K. Van den Oever: De heilige Berg.
Romen en Zonen, Roermond. |
W. Moens: Landing, 2e uitgave.
De Sikkel Antwerpen. |
M. Gijsen: Het Huis
De Sikkel, Antwerpen. |
Nu ik deze kritiek beginnen moet sta ik eenigszins verlegen... Karel Van den Oever is nu haast een kwaart eeuws aan den arbeid en wat hij als dichter gegeven heeft dwingt tot respect. Hij heeft vijf en twintig jaar gearbeid met de onverzwakte drift en durft van een man die zijn roeping weet en deze vervullen wil naar zijn volste kunnen. Dat is de reden geweest waarom de jury van den A. Beernaertprijs zijn voorlaatste werk, bij gelijke verdienste verkozen heeft boven dat van zijn mededingers. En dat was alleszins verdiend. En wanneer straks door zijn vrienden de vijf en twintigste verjaring mocht worden herdacht van het verschijnen van zijn eersten bundel, wil ik niet ten achter staan. U begrijpt dat ik dus over zijn laatste werk een hartelijk woord had willen schrijven. Maar après tout ik sta voor zijn ‘Heilige Berg’ en daar is wel een en ander over te zeggen...
Een paar R.K. Hollandsche jongeren hebben, sprekend over De Heilige Berg, Van den Oever benijd om zijn katholicisme en beweerd dat een dergelijk boek niet groeien kon uit den Nederlandschen geloofsbodem, maar alleen uit de eewenoude en onverbroken geloofstraditie van Vlaanderen.
Meenen ze dat heusch, of beweren ze dat zoo maar op Van den Oevers eigen woord? In elk geeval, Van den Oever's geloof, zooals dat zich uitspreekt in dezen bundel, is geen vrucht van Vlaanderen's religieuse traditie. Het geloof dat Vlaanderen sedert eeuwen dooradert is van een wonderlijke mildheid en vertrouwen; Van den Oever's geloof is van een Calvinistische hardheid:
Uw toorn liep de aard-bal na
als de mensch een voetbal (p. 6)
| |
| |
O, Heer, en de gramschap uwer vuist,
en elke stad uitrukte als een plant.
met de woorden der verdoemenis,
als hamers op de buik van een stoomboot (p. 8-9)
Het wiel van uw toorn rolt aan
uit een diepe wereldhoek (p. 43)
Nu weet ik dat de schaduw van uw hand
een duistere toorn is over mij (p. 45)
...en de Heer blaast zijn toorn
langs de eindelooze angst der golven (p. 57)

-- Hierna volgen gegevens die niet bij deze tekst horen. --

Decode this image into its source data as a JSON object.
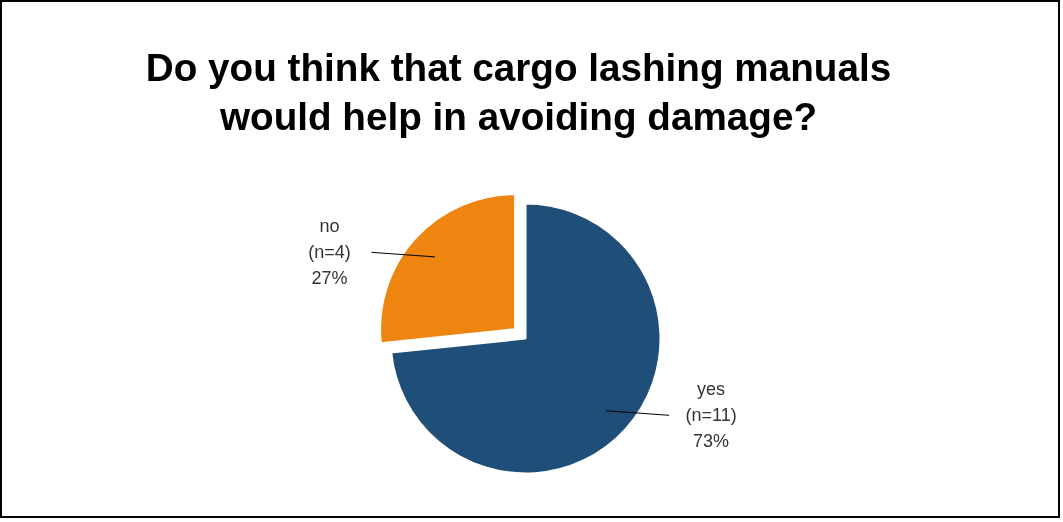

Zoo zijn er specimens te plukken in haast elk gedicht.
Vlaanderen staat tegenover God als een kind tegenover een Vader die oneindig goed is en ons ondanks al onze zwakheden en zonden goed wil en ons achtervolgt, niet met zijn toorn, maar met zijn liefde. Van den Oever ziet in God hoofdzakelijk den vertoornden wreker, die met zijn voet den pestwalmenden aardbol te gruizel stoot. Het geloof dat Vlaanderen's duurste bezit gebleven is, is het geloof dat door Jezus Christus verkondigd werd en bezegeld met zijn bloed. Van den Oever zit nog onder den angst van de Oud-Testamentische Godheid die tot het uitverkoren volk sprak in de vervaarlijkheid van dreigende donders of in den vuurgloed van het brandende braambosch.
Vlaanderen heeft zijn geloof uitgezongen, gemeenschappelijk in de glorieuze schoonheid van zijn kerken en kathedralen, individueel in de duizende kapelletjes aan de huizen en langs de straatwegen; en deze dingen staan daar niet als bezweringsmiddelen tegen den wrekenden arm Gods, maar als sprekende symbolen van vertrouwende liefde. Van den Oever integendeel klaagt:
O Heer geen mensch is goed,
Het mager straatgras beter dan een mensch.
Beter: de adem van een zieke hond.
| |
| |
Vlaanderen houdt nog van de feestelijke stemming van een godgewijden zondag met spel, muziek en zang; Van den Oever zit 's zondags met zijn rug vierkant naar de zondige straat gekeerd.
Vlaanderen leeft met God en de goddelijke dingen in een kinderlijke vertrouwelijkheid; Van den Oever bezondigt zich aan oneerbiedige familiariteit.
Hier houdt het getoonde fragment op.